Fluoride could be added to the water supply across South Yorkshire to tackle Sheffield’s extremely high levels of tooth decay in children.
The city has had high rates of child tooth decay for years but the problem has been exacerbated by families unable to get dental appointments during Covid.
Sarah Roberts, a consultant in dental public health, told a meeting that work was still underway to look at the feasibility of water fluoridation as it could drastically cut decay.
“In 2018/19, there were 41 per cent of five-year-olds surveyed from Sheffield schools that had experience of one or more decayed, missing or filled teeth. That was significantly higher than the national average of only around 23 per cent.
Lucy Davies of Healthwatch Sheffield says there’s a “huge difference between those in our city who can afford private dental care and those who cannot”
“An awful lot of work is being done in that age group. There’s universal provision of oral health packs at all nine to 12 month health visitor assessments, also to two-year-olds in deprived areas.
“There’s also supervised toothbrushing schemes, which runs in schools, nurseries and special schools, with very simple oral health training.
“If all five-year-olds in deprived areas received water fluoridation there would be an estimated fall of 28 per cent of children experiencing tooth decay and 45 to 68 per cent less two extractions.
“It would be great for Sheffield, given that we’re in one of the top three areas in terms of the number of tooth extractions that happen in England. It could have a huge impact.”

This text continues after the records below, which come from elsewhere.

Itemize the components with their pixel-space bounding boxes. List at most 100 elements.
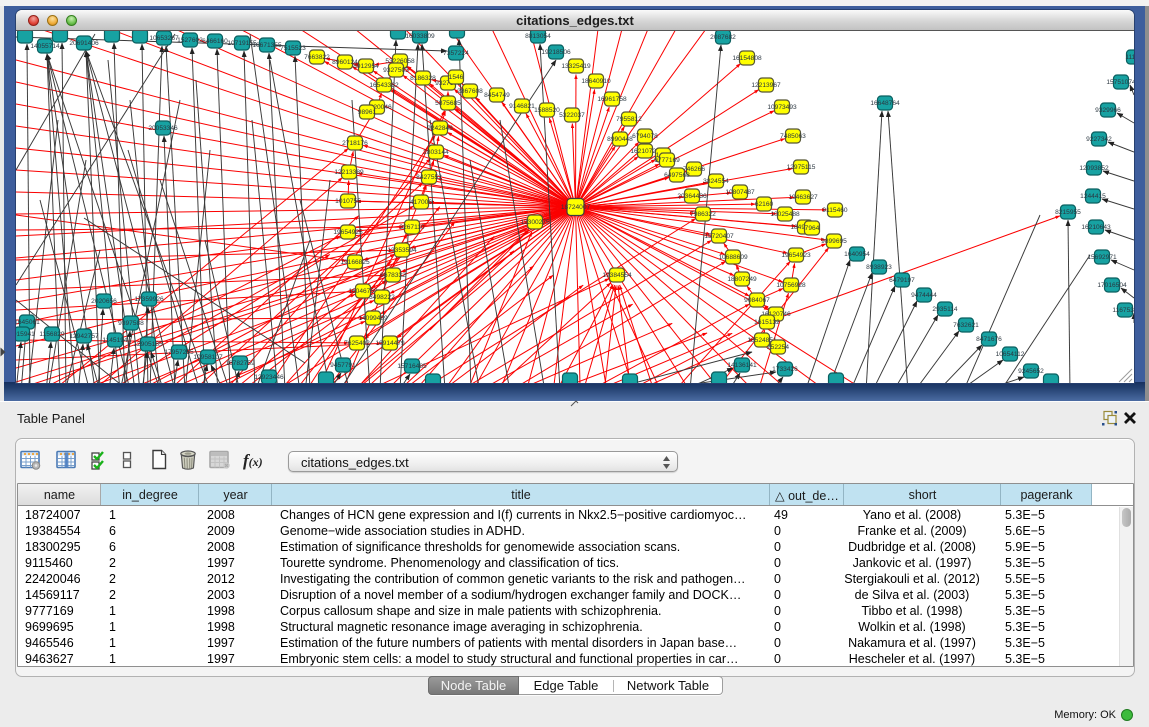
svg-text:7955812: 7955812	[616, 116, 642, 123]
svg-text:8813054: 8813054	[525, 33, 551, 40]
svg-text:16914479: 16914479	[375, 340, 405, 347]
svg-text:16648764: 16648764	[870, 100, 900, 107]
svg-text:6794078: 6794078	[632, 133, 658, 140]
svg-text:7625402: 7625402	[344, 340, 370, 347]
svg-text:3824554: 3824554	[703, 178, 729, 185]
svg-text:1167533: 1167533	[1112, 307, 1134, 314]
svg-text:19654923: 19654923	[781, 252, 811, 259]
svg-text:13325419: 13325419	[561, 63, 591, 70]
svg-text:19384554: 19384554	[602, 272, 632, 279]
svg-text:15692971: 15692971	[1087, 254, 1117, 261]
svg-text:10653267: 10653267	[149, 35, 179, 42]
svg-text:16543382: 16543382	[369, 82, 399, 89]
svg-text:1588520: 1588520	[534, 107, 560, 114]
svg-text:13353594: 13353594	[387, 247, 417, 254]
svg-text:12942757: 12942757	[69, 333, 99, 340]
svg-text:12093852: 12093852	[1079, 165, 1109, 172]
svg-text:10756928: 10756928	[776, 282, 806, 289]
svg-text:10807487: 10807487	[725, 189, 755, 196]
svg-text:62160: 62160	[755, 201, 774, 208]
svg-text:14055714: 14055714	[30, 43, 60, 50]
svg-text:3267110: 3267110	[399, 224, 425, 231]
svg-text:9329966: 9329966	[1095, 107, 1121, 114]
svg-text:7964: 7964	[805, 225, 820, 232]
svg-text:9146821: 9146821	[509, 103, 535, 110]
svg-text:1010755: 1010755	[335, 198, 361, 205]
svg-text:7986322: 7986322	[690, 211, 716, 218]
svg-text:9899695: 9899695	[821, 238, 847, 245]
svg-text:1615132: 1615132	[754, 319, 780, 326]
svg-text:20691406: 20691406	[69, 40, 99, 47]
svg-text:8427552: 8427552	[416, 174, 442, 181]
svg-text:12213967: 12213967	[751, 82, 781, 89]
svg-text:9115460: 9115460	[822, 207, 848, 214]
svg-text:5875685: 5875685	[435, 100, 461, 107]
svg-text:9245652: 9245652	[1018, 368, 1044, 375]
svg-text:8215955: 8215955	[1055, 209, 1081, 216]
svg-text:8678332: 8678332	[380, 272, 406, 279]
svg-text:252254: 252254	[767, 344, 789, 351]
svg-text:18640910: 18640910	[581, 78, 611, 85]
svg-text:2867608: 2867608	[457, 88, 483, 95]
svg-text:11123: 11123	[1125, 54, 1134, 61]
svg-text:9227342: 9227342	[1086, 136, 1112, 143]
svg-text:17359926: 17359926	[134, 296, 164, 303]
svg-text:9474444: 9474444	[911, 292, 937, 299]
svg-text:9777169: 9777169	[654, 157, 680, 164]
svg-text:7663822: 7663822	[304, 54, 330, 61]
svg-text:1733426: 1733426	[772, 366, 798, 373]
svg-text:16154808: 16154808	[732, 55, 762, 62]
svg-text:1645061: 1645061	[16, 319, 40, 326]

Water fluoridation across South Yorkshire could have a ‘huge impact’ in stopping children’s tooth decay, say public health officers
No dental screening in schools
Ms Roberts said dental screening in schools had “slipped by the wayside”.
“The evidence was those children that were probably most in need never actually got taken to the dentist to have the treatment done so the screening wasn’t really that effective.
“Around 2,000 children are part of the toothbrushing clubs to teach them the life skill because many children are not getting their teeth brushed at home.”
Parents can’t get dental appointments
Healthwatch Sheffield said it was increasingly concerned that the only young children getting dental care were families who could pay for private appointments.
Lucy Davies of Healthwatch said: “We have an increasing number of calls from parents whose children were born during the pandemic we never had the opportunity to connect their child with a dental surgery.
“Now they’re in a position where they’re not able to find an NHS dentist that can add them to their list or offer them an appointment.
“The stark reality is there’s a whole group of children where parents may be desperate to take them to the dentist but that isn’t an option because there is nowhere that will accept them.
“We have parents call us who are besides themselves wanting to sort something out for their children, and they may have phoned every dentist in Sheffield and not been able to access NHS care.
“That leaves only parents who can afford private care to be to be able to take the children to the dentist. There’s a huge difference between those in our city who can afford private dental care and those who cannot.”